La consommation électrique galopante des data centers, propulsée par l'intelligence artificielle, n'est pas correctement prise en compte dans les scénarios de transition énergétique.

Cette croissance explosive menace les objectifs climatiques et pourrait forcer un retour aux énergies fossiles, créant des conflits d'usage avec des secteurs clés dont la décarbonation dépend de l'électrification.

Loin de l'image immatérielle souvent associée au numérique, l'essor de l'intelligence artificielle repose sur des infrastructures physiques colossales et énergivores. Les centres de données, ou data centers, en sont la pierre angulaire.

Leur multiplication, accélérée par la demande insatiable de l'IA générative, soulève une question cruciale mise en lumière par un récent rapport du think tank The Shift Project : notre appétit pour les données est-il compatible avec un avenir décarboné ?

Une trajectoire énergétique hors de contrôle ?

Les chiffres présentés dressent un portrait inquiétant. L'actuelle empreinte carbone du numérique, qui représentait déjà près de 4 % des émissions mondiales de gaz à effet de serre en 2020, est sur une pente ascendante.

Les projections estiment que les émissions directes de la filière data center pourraient augmenter de 9 % par an, pour atteindre jusqu'à 920 millions de tonnes d'équivalent CO2 d'ici cinq ans, soit le double des émissions actuelles de la France.

Cette dynamique place le secteur en porte-à-faux total avec les objectifs de neutralité carbone, qui exigeraient au contraire une baisse de 5 % par an. Le problème fondamental est que cette explosion de la demande électrique n'est absolument pas intégrée dans les scénarios de transition énergétique actuels, ni en France, ni au niveau européen.

L'Irlande, un avertissement sans frais pour l'Europe

Pour comprendre les conséquences concrètes d'une croissance non maîtrisée, il suffit de se tourner vers l'Irlande. Le modèle irlandais, avec sa politique fiscale attractive, a attiré massivement les géants de la tech. Résultat : la part des data centers dans la consommation électrique du pays est passée de 5 % en 2015 à près de 20 % en 2022, mettant le réseau électrique sous une tension insoutenable.

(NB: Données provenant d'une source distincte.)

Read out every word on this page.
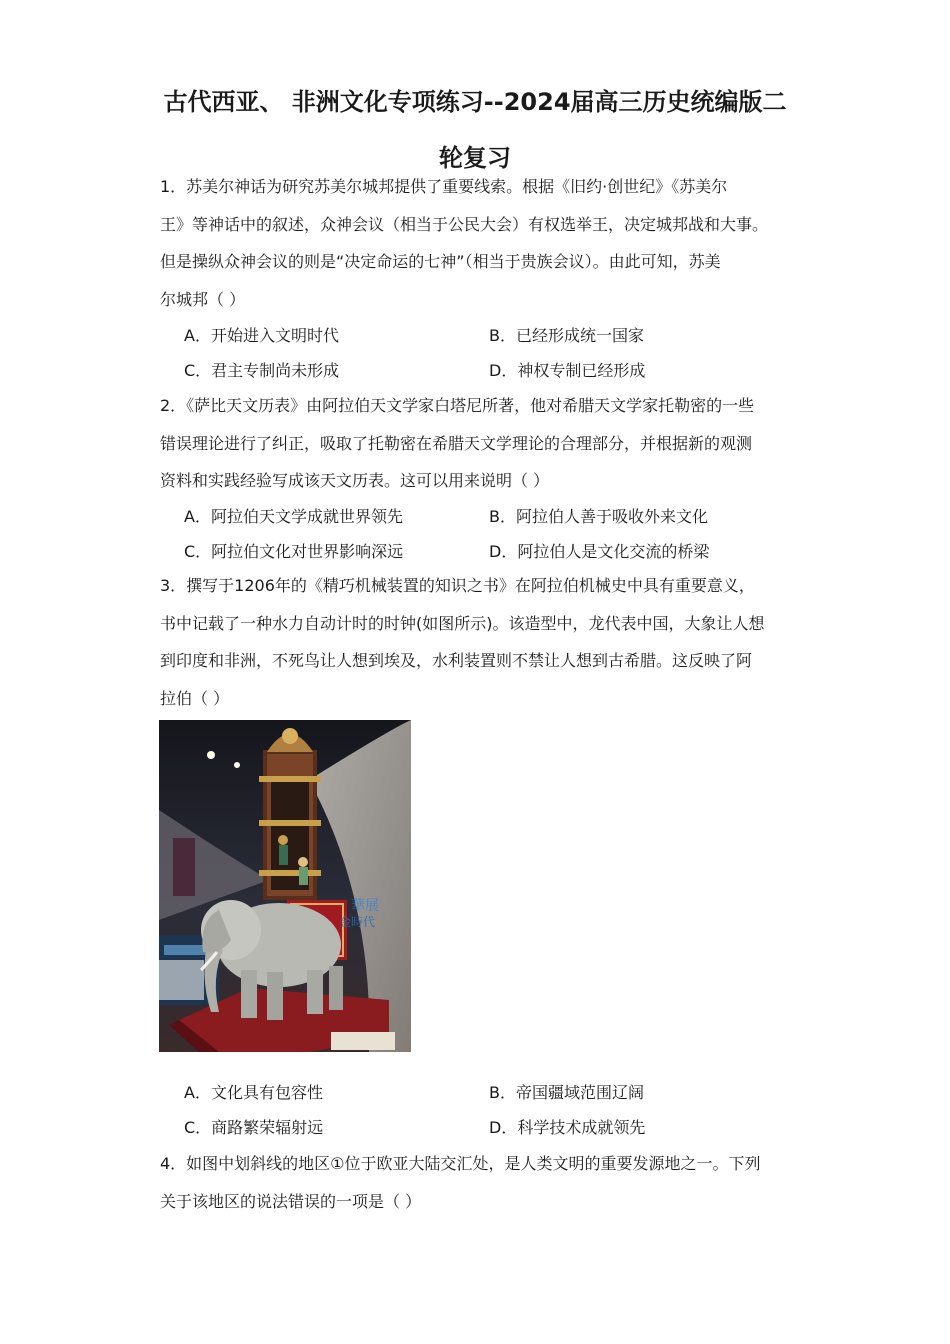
古代西亚、 非洲文化专项练习--2024届高三历史统编版二
轮复习

1．苏美尔神话为研究苏美尔城邦提供了重要线索。根据《旧约·创世纪》《苏美尔

王》等神话中的叙述，众神会议（相当于公民大会）有权选举王，决定城邦战和大事。

但是操纵众神会议的则是“决定命运的七神”（相当于贵族会议）。由此可知，苏美

尔城邦（ ）

A．开始进入文明时代	B．已经形成统一国家
C．君主专制尚未形成	D．神权专制已经形成

2．《萨比天文历表》由阿拉伯天文学家白塔尼所著，他对希腊天文学家托勒密的一些

错误理论进行了纠正，吸取了托勒密在希腊天文学理论的合理部分，并根据新的观测

资料和实践经验写成该天文历表。这可以用来说明（ ）

A．阿拉伯天文学成就世界领先	B．阿拉伯人善于吸收外来文化
C．阿拉伯文化对世界影响深远	D．阿拉伯人是文化交流的桥梁

3．撰写于1206年的《精巧机械装置的知识之书》在阿拉伯机械史中具有重要意义，

书中记载了一种水力自动计时的时钟(如图所示)。该造型中，龙代表中国，大象让人想

到印度和非洲，不死鸟让人想到埃及，水利装置则不禁让人想到古希腊。这反映了阿

拉伯（ ）

華展
金時代
A．文化具有包容性	B．帝国疆域范围辽阔
C．商路繁荣辐射远	D．科学技术成就领先

4．如图中划斜线的地区①位于欧亚大陆交汇处，是人类文明的重要发源地之一。下列

关于该地区的说法错误的一项是（ ）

Face à l'incapacité de fournir assez d'électricité pour tous, des projets immobiliers ont été stoppés et un moratoire a été décrété sur la connexion de nouveaux centres autour de Dublin.

Mais les opérateurs ont trouvé une parade alarmante : se raccorder directement au réseau de gaz pour alimenter leurs propres centrales à gaz dédiées. Ce contournement marque un retour en arrière dramatique vers les énergies fossiles, anéantissant les efforts de décarbonation.

Des conflits d'usage inévitables en France ?

Ce scénario pourrait se reproduire ailleurs. La France, qui ambitionne d'attirer 109 milliards d'euros d'investissements pour de nouveaux data centers, verrait leur part dans la consommation électrique nationale passer de 2 % aujourd'hui à 7,5 % en 2035. Ces investissements massifs, s'ils se concrétisent sans une planification rigoureuse, créeront inévitablement des conflits d'usage.

Cette nouvelle demande entrera en compétition directe avec des secteurs dont la décarbonation repose entièrement sur l'électrification, comme les transports ou le chauffage. La pression sera particulièrement forte sur les réseaux locaux de régions déjà très sollicitées, comme l'Île-de-France et Marseille. L'équation est complexe : comment soutenir l'innovation numérique sans sacrifier les piliers de notre transition écologique ?

La question n'est plus de savoir si l'IA aura un coût énergétique, mais plutôt de décider comment le maîtriser. L'enjeu est de planifier et d'intégrer la filière des centres de données dans une stratégie bas-carbone globale. Sans anticipation, la promesse d'un futur numérique intelligent pourrait se heurter à l'implacable réalité d'une crise climatique et énergétique aggravée.